Running the code with a different config file is as simple as running the command:
$ python main.py -c inputs/configs/your_config_file.conf
You can always create your own config files. As you can see in the one displayed above, there are countless parameters to try on, so experiment away! :)
This section introduces some few rules for anyone who wants to contribute with the project and implement any features, documentations or bug fixes.
This repository is made entirely with Python and so it follows the PEP8 guidelines for Python development. Please give it a nice read before writing any code, unless you are an experienced Python developer.
Also, the programming paradigm used in this project is Object Oriented, as it provides a good modularization and intuition, so please do not stray away from this paradigm.

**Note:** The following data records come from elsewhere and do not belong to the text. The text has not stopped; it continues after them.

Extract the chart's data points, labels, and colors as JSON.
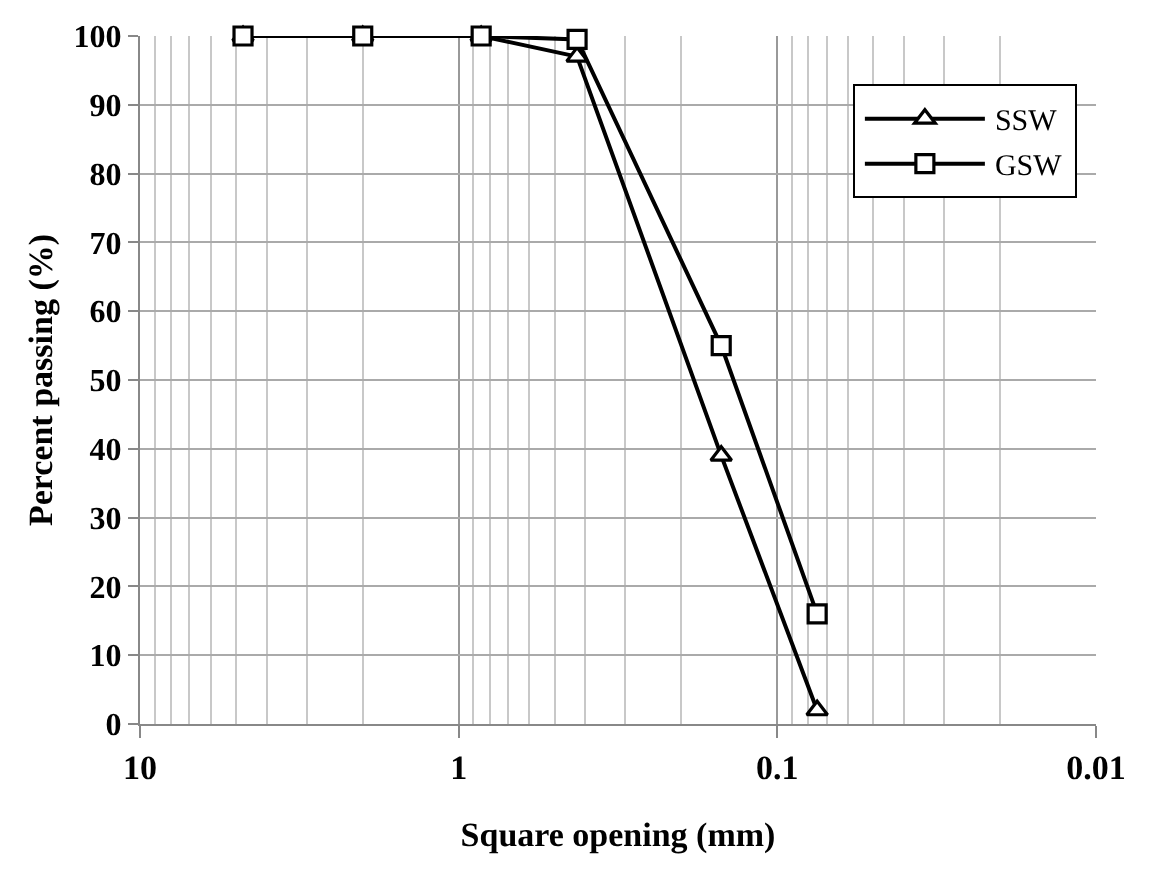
{
  "chart_data": {
    "type": "line",
    "xlabel": "Square opening (mm)",
    "ylabel": "Percent passing (%)",
    "x": [
      4.75,
      2,
      0.85,
      0.425,
      0.15,
      0.075
    ],
    "series": [
      {
        "name": "SSW",
        "color": "#000000",
        "marker": "triangle",
        "values": [
          100,
          100,
          100,
          97,
          39,
          2
        ]
      },
      {
        "name": "GSW",
        "color": "#000000",
        "marker": "square",
        "values": [
          100,
          100,
          100,
          99.5,
          55,
          16
        ]
      }
    ],
    "log": "x",
    "xlim": [
      10,
      0.01
    ],
    "xticks": [
      10,
      1,
      0.1,
      0.01
    ],
    "ylim": [
      0,
      100
    ],
    "yticks": [
      0,
      10,
      20,
      30,
      40,
      50,
      60,
      70,
      80,
      90,
      100
    ],
    "grid": true,
    "legend": "top right",
    "line_style": "solid"
  }
}
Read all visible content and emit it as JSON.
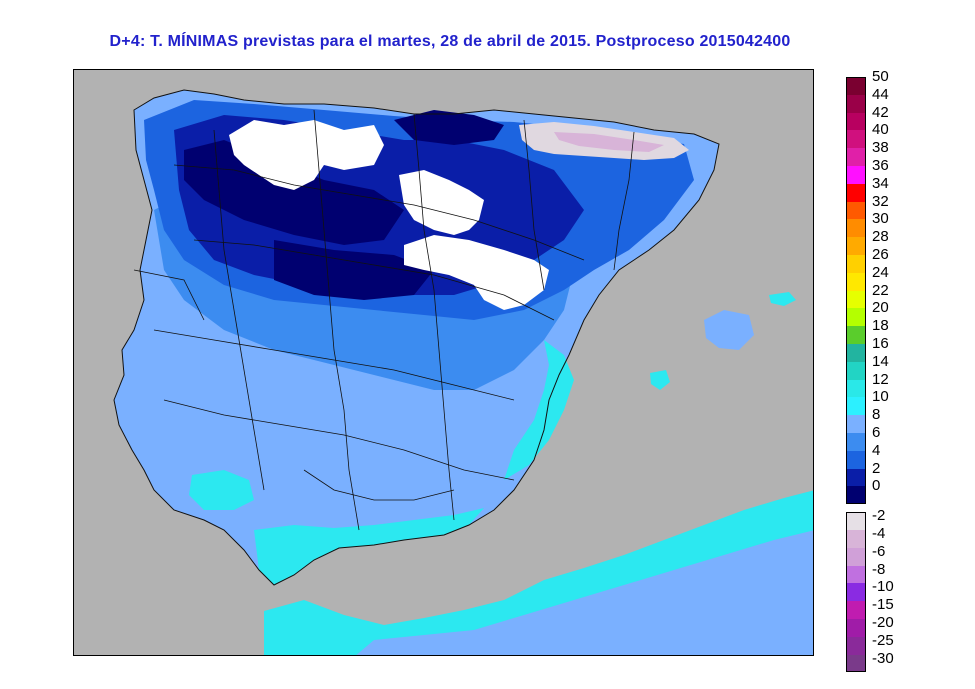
{
  "header": {
    "title": "D+4: T. MÍNIMAS previstas para el martes, 28 de abril de 2015. Postproceso 2015042400"
  },
  "legend": {
    "warm": [
      {
        "label": "50",
        "color": "#7a0030"
      },
      {
        "label": "44",
        "color": "#9a0048"
      },
      {
        "label": "42",
        "color": "#b80060"
      },
      {
        "label": "40",
        "color": "#d0107e"
      },
      {
        "label": "38",
        "color": "#e020a8"
      },
      {
        "label": "36",
        "color": "#ff10ff"
      },
      {
        "label": "34",
        "color": "#ff0000"
      },
      {
        "label": "32",
        "color": "#ff5a00"
      },
      {
        "label": "30",
        "color": "#ff8c00"
      },
      {
        "label": "28",
        "color": "#ffaa00"
      },
      {
        "label": "26",
        "color": "#ffd000"
      },
      {
        "label": "24",
        "color": "#ffe800"
      },
      {
        "label": "22",
        "color": "#e6ff00"
      },
      {
        "label": "20",
        "color": "#b4ff00"
      },
      {
        "label": "18",
        "color": "#5acd2c"
      },
      {
        "label": "16",
        "color": "#22b4a0"
      },
      {
        "label": "14",
        "color": "#22d4c4"
      },
      {
        "label": "12",
        "color": "#2ae8e8"
      },
      {
        "label": "10",
        "color": "#2cf0ff"
      },
      {
        "label": "8",
        "color": "#7ab0ff"
      },
      {
        "label": "6",
        "color": "#3c8cf0"
      },
      {
        "label": "4",
        "color": "#1c64e0"
      },
      {
        "label": "2",
        "color": "#0a1ea8"
      },
      {
        "label": "0",
        "color": "#000070"
      }
    ],
    "cold": [
      {
        "label": "-2",
        "color": "#e6e0e6"
      },
      {
        "label": "-4",
        "color": "#d8b4d8"
      },
      {
        "label": "-6",
        "color": "#d0a0d8"
      },
      {
        "label": "-8",
        "color": "#c070e0"
      },
      {
        "label": "-10",
        "color": "#8a2be2"
      },
      {
        "label": "-15",
        "color": "#c01cb0"
      },
      {
        "label": "-20",
        "color": "#a01ca8"
      },
      {
        "label": "-25",
        "color": "#8a2a9a"
      },
      {
        "label": "-30",
        "color": "#7a3a8a"
      }
    ]
  },
  "map": {
    "sea_color": "#b2b2b2",
    "colors": {
      "cyan": "#2ce8f0",
      "light_blue": "#7ab0ff",
      "mid_blue": "#3c8cf0",
      "blue": "#1c64e0",
      "dark_blue": "#0a1ea8",
      "navy": "#000070",
      "white": "#ffffff",
      "frost": "#e0d8e0",
      "lilac": "#d8b4d8"
    }
  }
}
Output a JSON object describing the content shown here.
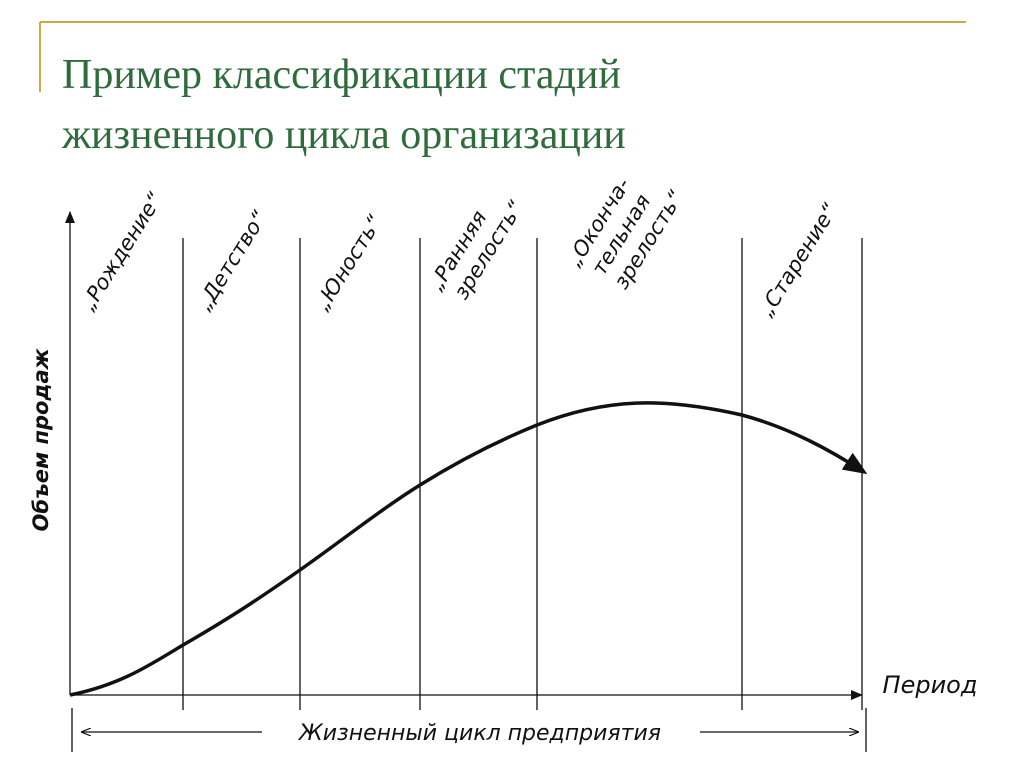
{
  "header": {
    "title_lines": [
      "Пример классификации стадий",
      "жизненного цикла организации"
    ]
  },
  "diagram": {
    "y_axis_label": "Объем продаж",
    "x_axis_label": "Период",
    "span_label": "Жизненный цикл предприятия",
    "stages": [
      {
        "lines": [
          "„Рождение“"
        ]
      },
      {
        "lines": [
          "„Детство“"
        ]
      },
      {
        "lines": [
          "„Юность“"
        ]
      },
      {
        "lines": [
          "„Ранняя",
          "зрелость“"
        ]
      },
      {
        "lines": [
          "„Оконча-",
          "тельная",
          "зрелость“"
        ]
      },
      {
        "lines": [
          "„Старение“"
        ]
      }
    ]
  }
}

For every new class or method implemented in this repository, one should always document it, otherwise the project would not be able to scale easily and help others understand your code, so please always document everything well.
The Docstring methodology adopted in this project is the Numpy Docstring Style Guide, which is a great docstring convention for documenting methods and functions, as it is well organized, explainable and intuitive. The documentation for classes follow a very similar convention.
Below is an example of this documentation extracted from the current code:
def __segment(self, signals, peaks, annotations):
"""Segments ECG signals into single beats.
Parameters
----------
signals : numpy-array
ECG time signals.
peaks : numpy-array
Indexes of the ECG peaks.
annotations : numpy-array
Labels of each beat.
Returns
-------
normal_beats : numpy-array
Segmented normal beats.
abnormal_beats : numpy-array
Segmented anomaly beats.
"""
Here I introduce a few methodologies regarding new releases. Anyone experienced with Software Engineering should feel some comfort with them.
When implementing new features or bug fixes, follow these steps:
- Create a new branch from the dev branch;
- When creating the new branch, name it like this: task_description. For example, if you were to implement a new feature which makes use of a Resnet model, it would go like this: feature_resnet_implementation;
- After finishing the implementation and making sure it runs correctly, open a Pull Request to the dev branch, where I should review the changes. If everything is alright, the changes will be approved to the dev branch and, eventually, to the main branch.
As stated in a previous section, any external files should always remain in the user's local machine, as Github is not intended to store multiple files. The only external files stored in this repository are meant to facilitate the user's intuition on its operation, and they are not heavy.
Therefore, any other external files attempted to be added to this git repository will de denied, unless agreed beforehand with the owner of the repository.